Study Skills and Techniques

Students with ADHD/ADD deal with behavioral and academic disabilities that can compound their ability to acquire learning through traditional instructional practices. Couple that with a visual learning disability and students can feel like a bicycle missing a front wheel. Having visualization disorders can impact how students see and process information. Students may have difficulty differentiating spatial designs and patterns of information, so mathematical computation and problem solving can pose a real processing nightmare for students having a duality of disabilities.

Ways to Differentiate Instruction

Less is More: For students having difficulty processing visual information, the frustration can produce behavioral responses that may include acting out in class or providing distractions for other students. Having less emphasis on visual learning objectives that may include spatial or numerical charts and graphs that are problematic may provide more learning acquisition for students who need less visual and a more differentiated modality of learning.

Artistic Mediums: Helping students compromised by ADHD/ADD and visual learning disorders present their learning process and outcome in a different medium could help them show strength in other learning skills. Developing study skills by allowing students to use artistic methods (theatrical and dramatizations) to show what they have learned provide a great opportunity to modify and tier the instruction for teachers.

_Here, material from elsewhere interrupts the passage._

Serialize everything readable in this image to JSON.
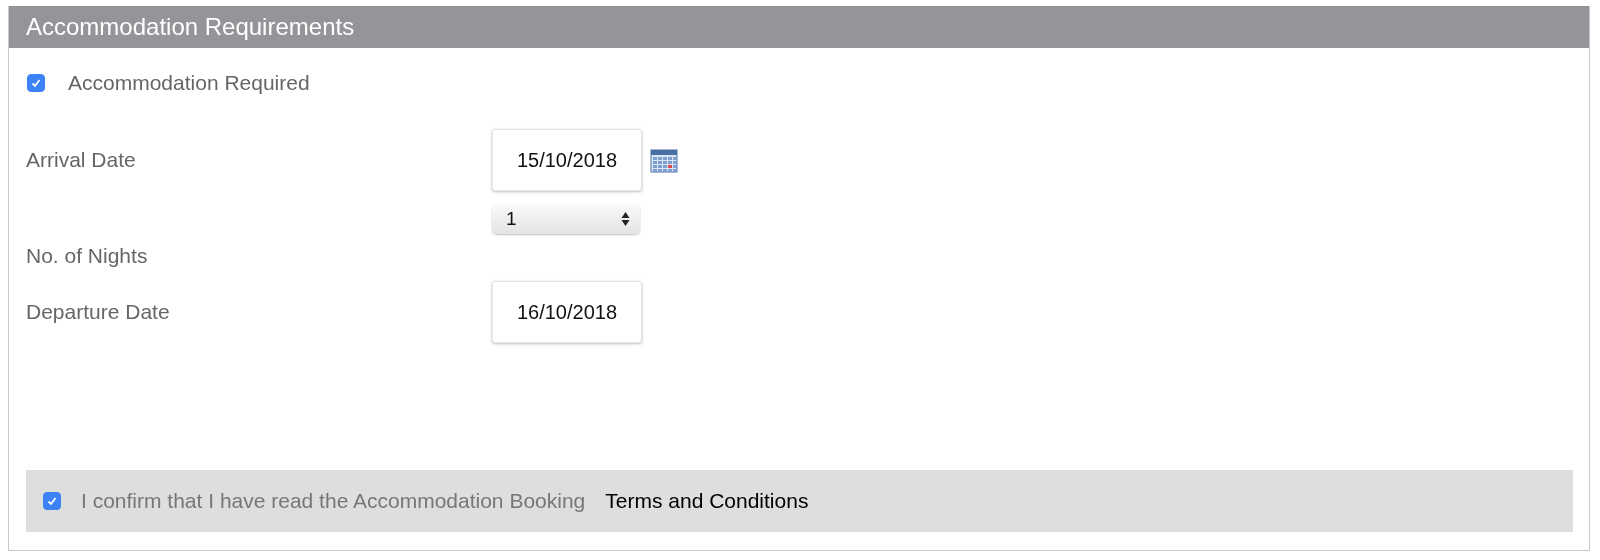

Peer-Pair Sharing/Group Collaboration: Being able to share their learning with peers or in a group collaborative forum provides another medium for students with dual learning disabilities. Students can develop study groups in Peer/Pair Sharing and group collaboration inside and outside of the classroom to process their learning goals.

Knowing the difference between students with visual learning disabilities and students who have strong visual learning styles is crucial in providing differentiated instruction. ADHD/ADD students with visual learning disabilities have difficulty in processing visual learning goals, whereas these same students who have a preferential visual learning style can actively use visualization techniques and skills as a major key to learning.